Уже с неделю Большая Арнаутская перегорожена — толстый канат охватил полукольцом церковную площадь и кусок мостовой. Огромная, в три человеческих роста, дубовая дверь церкви отворена настежь. Никто не выходит и не заходит. Это беспокоит меня: за раскрытой настежь дверью тьма — без огней, без людей, без звуков.

Пришли красноармейцы, человек тридцать. Саперы, сказала девчонка, стоявшая рядом со мной. Я тоже знаю — это саперы. Церковь будут взрывать динамитом. Я не верю ей: взорванные дома взлетают в небо, обломки убивают людей, лошадей, собак, под обломками рушатся дома, нужные людям. Я не верю девчонке, но я не говорю ей: ты врешь. Мне хочется, чтобы то, что она сказала, было правдой. У стены дома, побитого и облупленного, как говорящая кукла из папье-маше, стоят женщины в черных шалях. Почему красноармейцы не прогоняют их? Зачем они здесь, эти женщины?

Из церкви выходит поп. На животе у него свинцово поблескивает крест, цепь прячется под бородой, огромной, как головной убор индейца.

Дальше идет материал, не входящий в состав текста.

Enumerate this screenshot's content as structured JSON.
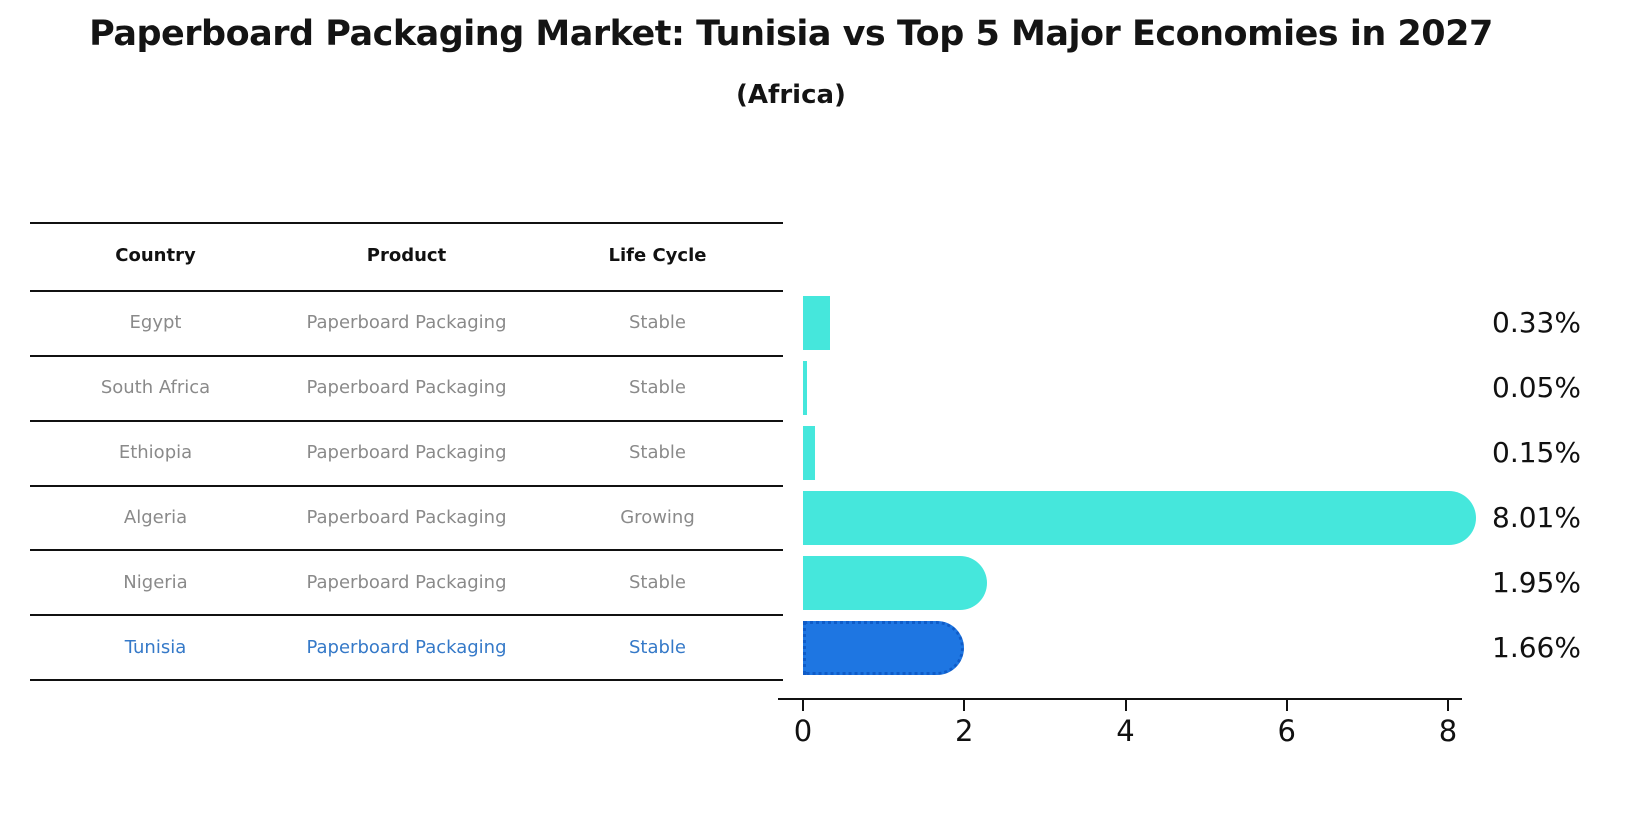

— Старик, а старик, продай бороду на мочалку. — Приподымая перед попом канат, красноармеец снова предлагает: — Продай, а старик!

Поп внезапно замахивается, красноармеец смеется раскатисто и дробно.

В небо, серое и пористое, как промокашка, упирается синьковый купол церкви. Птицы не боятся высоты, но даже птицы сторонятся купола. Когда взорвут церковь, купол покатится, как голова чудовища, подминая и перемалывая на своем пути все живое.

— Смотри!

Схватив меня за руку, девчонка прижалась ко мне. На синьковом куполе появилось черное, как окно чердака, пятно.

— Крест будут снимать.

Девчонка все еще прижимается ко мне, а я боюсь шелохнуться — я хочу, чтобы все оставалось вот так же: я и незнакомая девчонка.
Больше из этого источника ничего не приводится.